そんな状態だった幼いころの僕は、一見八方ふさがりのように見えるかもしれません。
そんな僕を助けてくれたのは、冒頭でお話しした通り、1990年代に多く花開いた性別問わず「好き」を向けることができるコンテンツたちだったのです。
僕を支えたディズニーの黄金期
1989年から2000年に入るまでのおよそ10年間は、ディズニーにとっての黄金期と呼ばれています。
それまでディズニー長編アニメーション映画作品といえば、『白雪姫』『シンデレラ』といったプリンセスが主人公のイメージが強かったなか、ディズニーはこの時期にも『リトルマーメイド』『美女と野獣』といういまでも大人気のプリンセス作品を制作。
その一方で、『アラジン』『ライオン・キング』『ノートルダムの鐘』『ヘラクレス』といった、男性キャラクターが主人公の長編も制作し、成功を収めています。
幼少期の僕はそんなディズニー黄金期に制作された男性主人公の作品に心打たれ、大人になったいまでも作品を愛し続けています。
たとえば『ノートルダムの鐘』は、虐げられても自分の心が望むものに手を伸ばすことの大切さ教えてもらいました。

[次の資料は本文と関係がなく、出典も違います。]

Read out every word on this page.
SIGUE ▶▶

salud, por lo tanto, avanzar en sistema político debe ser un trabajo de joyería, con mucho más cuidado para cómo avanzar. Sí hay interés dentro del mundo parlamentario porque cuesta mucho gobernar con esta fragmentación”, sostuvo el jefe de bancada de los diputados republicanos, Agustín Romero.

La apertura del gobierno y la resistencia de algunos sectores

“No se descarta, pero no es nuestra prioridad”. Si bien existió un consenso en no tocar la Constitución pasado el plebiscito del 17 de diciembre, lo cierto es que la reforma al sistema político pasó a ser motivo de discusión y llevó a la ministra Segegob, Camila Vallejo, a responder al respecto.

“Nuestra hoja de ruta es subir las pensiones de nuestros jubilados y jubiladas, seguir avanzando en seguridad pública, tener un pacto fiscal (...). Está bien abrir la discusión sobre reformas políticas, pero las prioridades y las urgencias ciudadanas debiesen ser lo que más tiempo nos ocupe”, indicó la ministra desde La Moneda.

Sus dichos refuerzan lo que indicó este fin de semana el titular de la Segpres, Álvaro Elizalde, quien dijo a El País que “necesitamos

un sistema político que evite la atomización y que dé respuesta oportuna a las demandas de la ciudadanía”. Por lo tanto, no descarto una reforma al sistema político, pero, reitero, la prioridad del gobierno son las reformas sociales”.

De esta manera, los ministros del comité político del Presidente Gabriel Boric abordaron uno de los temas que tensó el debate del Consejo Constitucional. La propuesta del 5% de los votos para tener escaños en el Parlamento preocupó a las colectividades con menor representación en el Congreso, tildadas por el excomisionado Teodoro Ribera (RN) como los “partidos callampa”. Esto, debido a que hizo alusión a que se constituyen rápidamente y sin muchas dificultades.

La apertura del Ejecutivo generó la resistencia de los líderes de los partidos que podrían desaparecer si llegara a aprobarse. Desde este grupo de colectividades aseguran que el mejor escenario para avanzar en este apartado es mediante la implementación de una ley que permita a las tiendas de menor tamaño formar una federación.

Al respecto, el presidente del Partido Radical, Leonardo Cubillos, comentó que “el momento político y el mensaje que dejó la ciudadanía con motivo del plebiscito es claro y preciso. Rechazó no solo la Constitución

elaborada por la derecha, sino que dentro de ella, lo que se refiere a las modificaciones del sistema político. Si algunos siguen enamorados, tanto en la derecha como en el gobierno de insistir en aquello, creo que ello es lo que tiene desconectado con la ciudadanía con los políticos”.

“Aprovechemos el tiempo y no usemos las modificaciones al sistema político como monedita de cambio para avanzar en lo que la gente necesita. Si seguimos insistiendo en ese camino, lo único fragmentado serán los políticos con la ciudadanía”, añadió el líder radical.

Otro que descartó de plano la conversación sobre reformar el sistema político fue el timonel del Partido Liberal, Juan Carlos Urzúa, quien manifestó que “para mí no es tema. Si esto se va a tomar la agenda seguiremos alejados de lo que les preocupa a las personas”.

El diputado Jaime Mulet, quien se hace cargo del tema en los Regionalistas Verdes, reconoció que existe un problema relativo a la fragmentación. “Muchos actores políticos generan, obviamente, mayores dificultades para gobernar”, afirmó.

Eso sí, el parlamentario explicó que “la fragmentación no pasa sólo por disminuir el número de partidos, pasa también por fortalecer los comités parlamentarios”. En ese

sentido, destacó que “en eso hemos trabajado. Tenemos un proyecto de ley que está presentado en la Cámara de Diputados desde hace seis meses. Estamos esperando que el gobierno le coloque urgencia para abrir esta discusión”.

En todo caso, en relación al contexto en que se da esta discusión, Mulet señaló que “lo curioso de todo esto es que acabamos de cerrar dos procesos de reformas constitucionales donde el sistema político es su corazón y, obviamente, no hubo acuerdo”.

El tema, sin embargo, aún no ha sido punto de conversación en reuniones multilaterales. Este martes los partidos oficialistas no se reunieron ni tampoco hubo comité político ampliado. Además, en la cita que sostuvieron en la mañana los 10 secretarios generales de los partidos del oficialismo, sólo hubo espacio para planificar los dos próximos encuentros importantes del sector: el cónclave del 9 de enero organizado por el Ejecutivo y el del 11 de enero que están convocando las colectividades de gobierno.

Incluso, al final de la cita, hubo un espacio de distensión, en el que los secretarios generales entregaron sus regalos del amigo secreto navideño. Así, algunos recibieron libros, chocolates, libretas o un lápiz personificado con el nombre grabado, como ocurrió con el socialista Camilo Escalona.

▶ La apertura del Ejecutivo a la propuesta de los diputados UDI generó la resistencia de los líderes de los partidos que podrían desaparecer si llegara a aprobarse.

『ヘラクレス』からは自分がセクシュアルマイノリティだと気づく以前に感じていた、「自分はほかの人とは違うのかもしれない」という漠然とした生き難さを抱える僕にも、居場所はきっとあることを教えてくれたと思っています。
成人して自分の心の性を男女のどちらにも定めないと決めるまで、これらの作品を何度も何度も繰り返し観ては元気をもらってきました。
そして『アラジン』には、人を助けたり喜んでもらう素晴らしさを。幼い僕に、大人になったらランプの魔人ジーニーのように誰かを幸せにするお手伝いができる大人になりたいと思わせてくれた、大好きで大切な作品です。
僕がこうして当事者の声を届け続けている考えの根底に、ジーニーの存在があると感じています。